Homework Policies:

You are encouraged to discuss problem sets with your fellow students (and with the Course Instructor of course), but you must write your own final answers, in your own words. Solutions prepared ``in committee’’ or by copying someone else’s paper are not acceptable. This violates the Brown standards of plagiarism, and you will not have the benefit of having thought about and worked the problem when you take the examinations.

All answers must be in complete sentences and all graphs must be properly labeled.

For the PDF Version of this assignment: PDF

For the R Markdown Version of this assignment: RMarkdown

Turning the Homework in:

Please turn the homework in through canvas. You may use a pdf, html or word doc file to turn the assignment in.

PHP 1511 Assignment Link

PHP 2511 Assignment Link

The Data

We will consider the data behind the story: “Comic Books are Still Made By Men, For Men and About Men”. This data is part of the fivethirtyeight package. To use this data you can run the following code:

library(fivethirtyeight)
?comic_characters

Note in the Rmd file of this, there is an optioneval=F which tells Rmd not to run this code, to get your work to knit, change this to eval=T.

Questions

It is obvious that this is not directly a public health dataset but in society at large we can notice that there are a lot of inequities and biases that are interwoven into mast aspects of life. This includes something as simple as comic book characters. This homework will give you a chance to evaluate basic statistical methods you learned previously and practice improving your R coding.

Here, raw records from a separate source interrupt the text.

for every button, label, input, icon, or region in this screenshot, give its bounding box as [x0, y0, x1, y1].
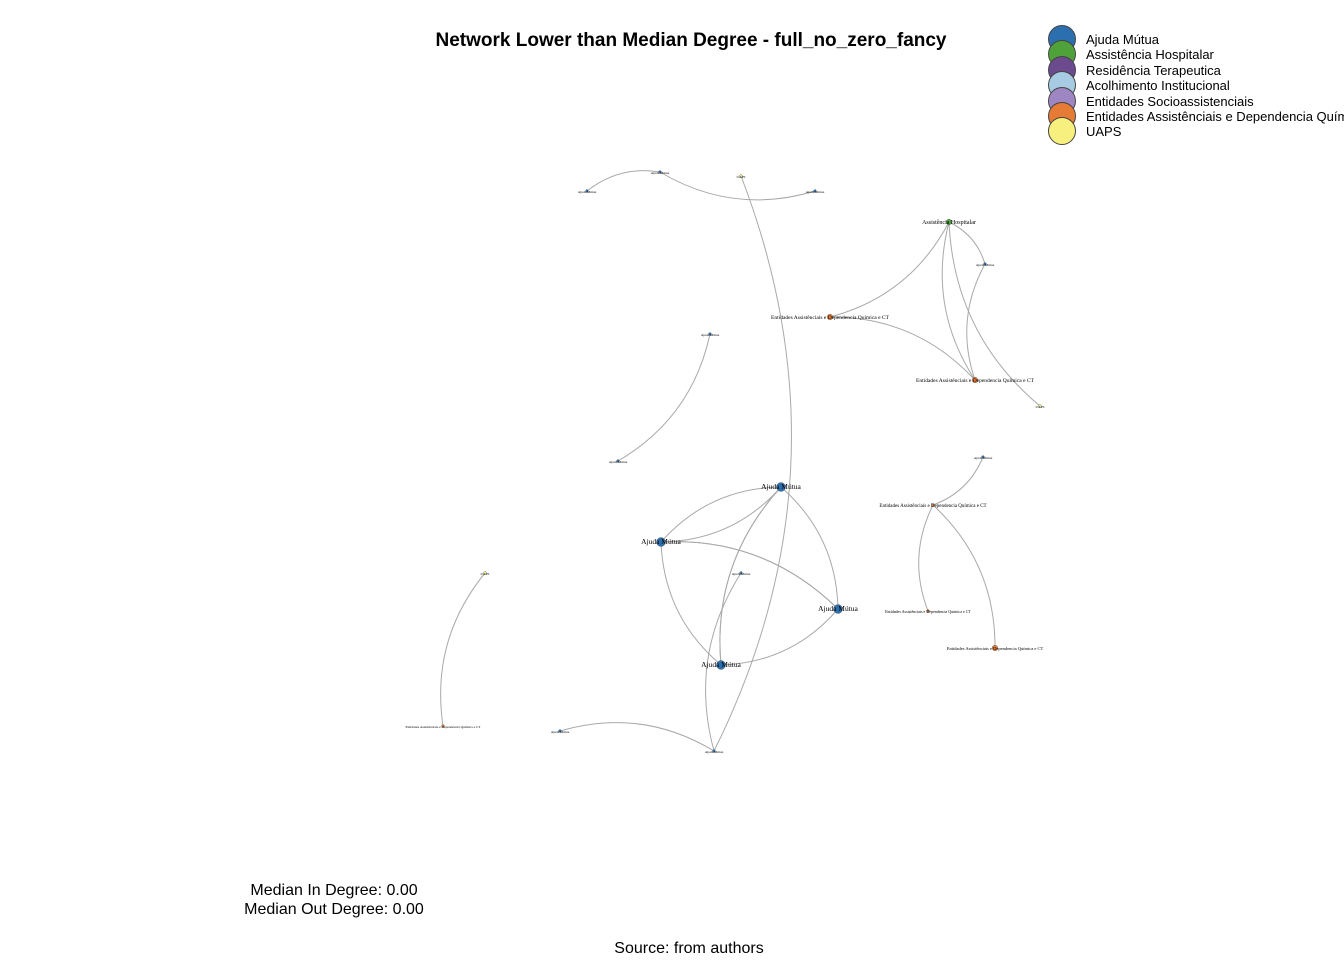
edge	[661, 487, 781, 542]
edge	[587, 171, 660, 191]
legend-label: Entidades Assistênciais e Dependencia Qu…	[1086, 109, 1344, 124]
legend-label: UAPS	[1086, 124, 1121, 139]
legend-label: Acolhimento Institucional	[1086, 78, 1230, 93]
node-label: Ajuda Mútua	[651, 171, 670, 175]
node-label: UAPS	[737, 175, 746, 179]
legend-label: Ajuda Mútua	[1086, 32, 1159, 47]
edge	[933, 457, 983, 505]
edge	[949, 222, 985, 264]
node-label: Ajuda Mútua	[705, 750, 724, 754]
node-label: Entidades Assistênciais e Dependencia Qu…	[405, 725, 481, 729]
edge	[560, 723, 714, 751]
node-label: Ajuda Mútua	[701, 660, 741, 669]
edge	[781, 487, 838, 609]
legend-label: Assistência Hospitalar	[1086, 47, 1214, 62]
node-label: Ajuda Mútua	[551, 730, 570, 734]
node-label: UAPS	[1036, 405, 1045, 409]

  1. We will evaluate the number of appearances as the outcome. Create a plot to display the distribution of this variable. Then interpret the graph and note the normality, skewness and anything else you notice about this.

  2. Hopefully you noted that this was not normally distributed so the next step would be to consider a log transform of this variable. Use the mutate() function to add a variable log_app which is the log of the appearances. Then create teh same distribution plot above for log_app.

  3. We will now consider the variable sex in the dataset. Make a table of counts of how many characters are in each group. You can use tally() or count() for this. Comment on what you notice about these groups.

  4. Run an ANOVA considering log_app over the different genders (sex). Are the appearances different by gender (sex)? Do you think ANOVA is appropriate across all these categories? Why or Why not?

  5. (PHP 2511 Only) What are the assumptions of ANOVA? Which if any would be a problem with log_app and sex ?

  6. Using mutate() and fct_relevel() create a new variable called gender with three categories:
    • male
    • female
    • non-binary
  7. Run an ANOVA considering log_app over the new gender variable. Are there differences between your three gender categories?

  8. Using TukeyHSD() perform p-value adjusted t-tests to compare each category of gender. What groups are different than the others?

  9. Interpret the overall results of this ANOVA. What does this tell you about appearances and gender.

  10. (PHP 2511 only) Does your interpretation make sense for what you think is going on? Why might the one particular group be lower than the others?